Geography
- Location: San José, Costa Rica
- Coordinates: 9°55′40″N 84°04′43″W﻿ / ﻿9.927895°N 84.078739°W

Organisation
- Type: General
- Religious affiliation: Christian

History
- Former name: Hospital Clínico Bíblico
- Opened: 1929

Links
- Website: www.clinicabiblica.com
- Lists: Hospitals in Costa Rica

= Hospital Clínica Bíblica =

Private Christian hospital in San José, Costa Rica

Hospital Clínica Bíblica is a private Christian hospital in San José, Costa Rica. Founded in 1929 as the Hospital Clínico Bíblico by Henry Strachan and Susan Strachan, the Clínica Bíblica Hospital is the largest private hospital in Costa Rica.

==History==
In 1921, Henry and Susan Strachan founded the ecumenist Latin American Evangelization Campaign (LAEC). In October 1921, the Strachan's set up LAEC, later renamed as the Latin American Mission (LAM), headquarters in San José.

In general, the life expectancy was forty-years old and there were diseases such as tuberculosis and malaria. The San Juan de Dios Hospital was the only one that existed and could only care for part of those ill. The main concern for the Strachan´s was children's health, since they found that, out of each 1000 children born per year, 355 died; 50% before they were five-years-old.

By the year 1968, significant progress in the field of national health had been made.
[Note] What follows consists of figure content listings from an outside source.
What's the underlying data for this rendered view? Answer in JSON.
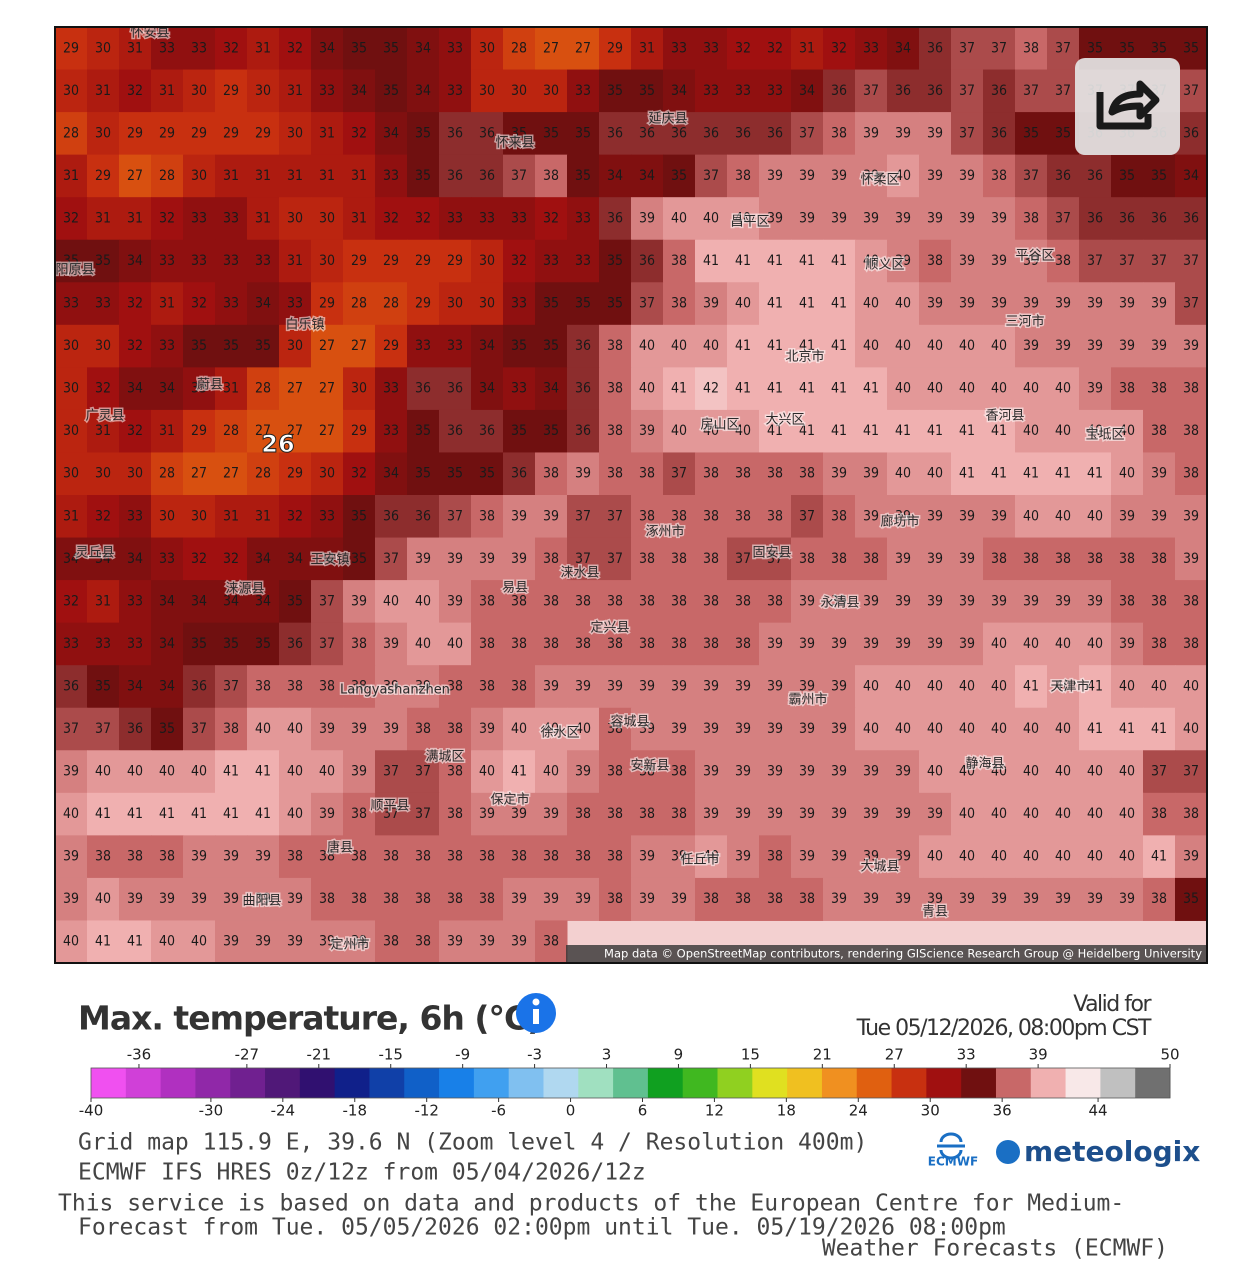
{
  "map": {
    "grid": [
      [
        29,
        30,
        31,
        33,
        33,
        32,
        31,
        32,
        34,
        35,
        35,
        34,
        33,
        30,
        28,
        27,
        27,
        29,
        31,
        33,
        33,
        32,
        32,
        31,
        32,
        33,
        34,
        36,
        37,
        37,
        38,
        37,
        35,
        35,
        35,
        35
      ],
      [
        30,
        31,
        32,
        31,
        30,
        29,
        30,
        31,
        33,
        34,
        35,
        34,
        33,
        30,
        30,
        30,
        33,
        35,
        35,
        34,
        33,
        33,
        33,
        34,
        36,
        37,
        36,
        36,
        37,
        36,
        37,
        37,
        37,
        37,
        37,
        37
      ],
      [
        28,
        30,
        29,
        29,
        29,
        29,
        29,
        30,
        31,
        32,
        34,
        35,
        36,
        36,
        35,
        35,
        35,
        36,
        36,
        36,
        36,
        36,
        36,
        37,
        38,
        39,
        39,
        39,
        37,
        36,
        35,
        35,
        36,
        36,
        36,
        36
      ],
      [
        31,
        29,
        27,
        28,
        30,
        31,
        31,
        31,
        31,
        31,
        33,
        35,
        36,
        36,
        37,
        38,
        35,
        34,
        34,
        35,
        37,
        38,
        39,
        39,
        39,
        39,
        40,
        39,
        39,
        38,
        37,
        36,
        36,
        35,
        35,
        34
      ],
      [
        32,
        31,
        31,
        32,
        33,
        33,
        31,
        30,
        30,
        31,
        32,
        32,
        33,
        33,
        33,
        32,
        33,
        36,
        39,
        40,
        40,
        40,
        39,
        39,
        39,
        39,
        39,
        39,
        39,
        39,
        38,
        37,
        36,
        36,
        36,
        36
      ],
      [
        35,
        35,
        34,
        33,
        33,
        33,
        33,
        31,
        30,
        29,
        29,
        29,
        29,
        30,
        32,
        33,
        33,
        35,
        36,
        38,
        41,
        41,
        41,
        41,
        41,
        40,
        39,
        38,
        39,
        39,
        39,
        38,
        37,
        37,
        37,
        37
      ],
      [
        33,
        33,
        32,
        31,
        32,
        33,
        34,
        33,
        29,
        28,
        28,
        29,
        30,
        30,
        33,
        35,
        35,
        35,
        37,
        38,
        39,
        40,
        41,
        41,
        41,
        40,
        40,
        39,
        39,
        39,
        39,
        39,
        39,
        39,
        39,
        37
      ],
      [
        30,
        30,
        32,
        33,
        35,
        35,
        35,
        30,
        27,
        27,
        29,
        33,
        33,
        34,
        35,
        35,
        36,
        38,
        40,
        40,
        40,
        41,
        41,
        41,
        41,
        40,
        40,
        40,
        40,
        40,
        39,
        39,
        39,
        39,
        39,
        39
      ],
      [
        30,
        32,
        34,
        34,
        33,
        31,
        28,
        27,
        27,
        30,
        33,
        36,
        36,
        34,
        33,
        34,
        36,
        38,
        40,
        41,
        42,
        41,
        41,
        41,
        41,
        41,
        40,
        40,
        40,
        40,
        40,
        40,
        39,
        38,
        38,
        38
      ],
      [
        30,
        31,
        32,
        31,
        29,
        28,
        27,
        27,
        27,
        29,
        33,
        35,
        36,
        36,
        35,
        35,
        36,
        38,
        39,
        40,
        40,
        40,
        41,
        41,
        41,
        41,
        41,
        41,
        41,
        41,
        40,
        40,
        40,
        40,
        38,
        38
      ],
      [
        30,
        30,
        30,
        28,
        27,
        27,
        28,
        29,
        30,
        32,
        34,
        35,
        35,
        35,
        36,
        38,
        39,
        38,
        38,
        37,
        38,
        38,
        38,
        38,
        39,
        39,
        40,
        40,
        41,
        41,
        41,
        41,
        41,
        40,
        39,
        38
      ],
      [
        31,
        32,
        33,
        30,
        30,
        31,
        31,
        32,
        33,
        35,
        36,
        36,
        37,
        38,
        39,
        39,
        37,
        37,
        38,
        38,
        38,
        38,
        38,
        37,
        38,
        39,
        39,
        39,
        39,
        39,
        40,
        40,
        40,
        39,
        39,
        39
      ],
      [
        34,
        34,
        34,
        33,
        32,
        32,
        34,
        34,
        34,
        35,
        37,
        39,
        39,
        39,
        39,
        38,
        37,
        37,
        38,
        38,
        38,
        37,
        37,
        38,
        38,
        38,
        39,
        39,
        39,
        38,
        38,
        38,
        38,
        38,
        38,
        39
      ],
      [
        32,
        31,
        33,
        34,
        34,
        34,
        34,
        35,
        37,
        39,
        40,
        40,
        39,
        38,
        38,
        38,
        38,
        38,
        38,
        38,
        38,
        38,
        38,
        39,
        39,
        39,
        39,
        39,
        39,
        39,
        39,
        39,
        39,
        38,
        38,
        38
      ],
      [
        33,
        33,
        33,
        34,
        35,
        35,
        35,
        36,
        37,
        38,
        39,
        40,
        40,
        38,
        38,
        38,
        38,
        38,
        38,
        38,
        38,
        38,
        39,
        39,
        39,
        39,
        39,
        39,
        39,
        40,
        40,
        40,
        40,
        39,
        38,
        38
      ],
      [
        36,
        35,
        34,
        34,
        36,
        37,
        38,
        38,
        38,
        38,
        39,
        39,
        38,
        38,
        38,
        39,
        39,
        39,
        39,
        39,
        39,
        39,
        39,
        39,
        39,
        40,
        40,
        40,
        40,
        40,
        41,
        40,
        41,
        40,
        40,
        40
      ],
      [
        37,
        37,
        36,
        35,
        37,
        38,
        40,
        40,
        39,
        39,
        39,
        38,
        38,
        39,
        40,
        40,
        40,
        38,
        39,
        39,
        39,
        39,
        39,
        39,
        39,
        40,
        40,
        40,
        40,
        40,
        40,
        40,
        41,
        41,
        41,
        40
      ],
      [
        39,
        40,
        40,
        40,
        40,
        41,
        41,
        40,
        40,
        39,
        37,
        37,
        38,
        40,
        41,
        40,
        39,
        38,
        38,
        38,
        39,
        39,
        39,
        39,
        39,
        39,
        39,
        40,
        40,
        40,
        40,
        40,
        40,
        40,
        37,
        37
      ],
      [
        40,
        41,
        41,
        41,
        41,
        41,
        41,
        40,
        39,
        38,
        37,
        37,
        38,
        39,
        39,
        39,
        38,
        38,
        38,
        38,
        39,
        39,
        39,
        39,
        39,
        39,
        39,
        39,
        40,
        40,
        40,
        40,
        40,
        40,
        38,
        38
      ],
      [
        39,
        38,
        38,
        38,
        39,
        39,
        39,
        38,
        38,
        38,
        38,
        38,
        38,
        38,
        38,
        38,
        38,
        38,
        39,
        39,
        40,
        39,
        38,
        39,
        39,
        39,
        39,
        40,
        40,
        40,
        40,
        40,
        40,
        40,
        41,
        39
      ],
      [
        39,
        40,
        39,
        39,
        39,
        39,
        39,
        39,
        38,
        38,
        38,
        38,
        38,
        38,
        39,
        39,
        39,
        38,
        39,
        39,
        38,
        38,
        38,
        38,
        39,
        39,
        39,
        39,
        39,
        39,
        39,
        39,
        39,
        39,
        38,
        35
      ],
      [
        40,
        41,
        41,
        40,
        40,
        39,
        39,
        39,
        39,
        39,
        38,
        38,
        39,
        39,
        39,
        38
      ]
    ],
    "extreme_label": 26,
    "places": [
      "怀安县",
      "延庆县",
      "怀来县",
      "怀柔区",
      "昌平区",
      "北京市",
      "大兴区",
      "房山区",
      "廊坊市",
      "固安县",
      "涿州市",
      "涞水县",
      "定兴县",
      "易县",
      "永清县",
      "保定市",
      "天津市",
      "静海县",
      "霸州市",
      "安新县",
      "容城县",
      "徐水区",
      "满城区",
      "顺平县",
      "唐县",
      "曲阳县",
      "定州市",
      "蔚县",
      "灵丘县",
      "涞源县",
      "广灵县",
      "阳原县",
      "白乐镇",
      "王安镇",
      "Langyashanzhen",
      "平谷区",
      "顺义区",
      "三河市",
      "宝坻区",
      "香河县",
      "大城县",
      "任丘市",
      "青县"
    ],
    "attribution": "Map data © OpenStreetMap contributors, rendering GIScience Research Group @ Heidelberg University"
  },
  "legend": {
    "title": "Max. temperature, 6h (°C)",
    "valid_label": "Valid for",
    "valid_time": "Tue 05/12/2026, 08:00pm CST",
    "top_ticks": [
      -36,
      -27,
      -21,
      -15,
      -9,
      -3,
      3,
      9,
      15,
      21,
      27,
      33,
      39,
      50
    ],
    "bottom_ticks": [
      -40,
      -30,
      -24,
      -18,
      -12,
      -6,
      0,
      6,
      12,
      18,
      24,
      30,
      36,
      44
    ],
    "range": [
      -40,
      50
    ],
    "colors": [
      "#f050f0",
      "#d040d8",
      "#b030c0",
      "#9028a8",
      "#702090",
      "#501878",
      "#301070",
      "#10208a",
      "#1040a8",
      "#1060c8",
      "#1880e8",
      "#40a0f0",
      "#80c0f0",
      "#b0d8f0",
      "#a0e0c0",
      "#60c090",
      "#10a020",
      "#40b820",
      "#90d020",
      "#e0e020",
      "#f0c020",
      "#f09020",
      "#e06010",
      "#c83010",
      "#a01010",
      "#701010",
      "#c86868",
      "#f0b0b0",
      "#f8e8e8",
      "#c0c0c0",
      "#707070"
    ]
  },
  "footer": {
    "grid_info": "Grid map 115.9 E, 39.6 N (Zoom level 4 / Resolution 400m)",
    "model_run": "ECMWF IFS HRES 0z/12z from 05/04/2026/12z",
    "service_note": "This service is based on data and products of the European Centre for Medium-",
    "forecast_range": "Forecast from Tue. 05/05/2026 02:00pm until Tue. 05/19/2026 08:00pm",
    "service_note_end": "Weather Forecasts (ECMWF)",
    "ecmwf_logo": "ECMWF",
    "brand": "meteologix"
  }
}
At the same time, there was a good network of hospitals associated with the Costa Rican Social Security, such as the Calderon Guardia Hospital and the Mexico Hospital.

In this new context, the Latin American Mission believed that, on the one hand, their work had already been served and it should leave in order to take their assistance to others. This involved the closing of the Clinica Biblica Hospital, which, so far, had been sustained by foreign aid. It had ample facilities, good medical staff and an excellent technological team. Nevertheless, without financial support, it was impossible to continue working.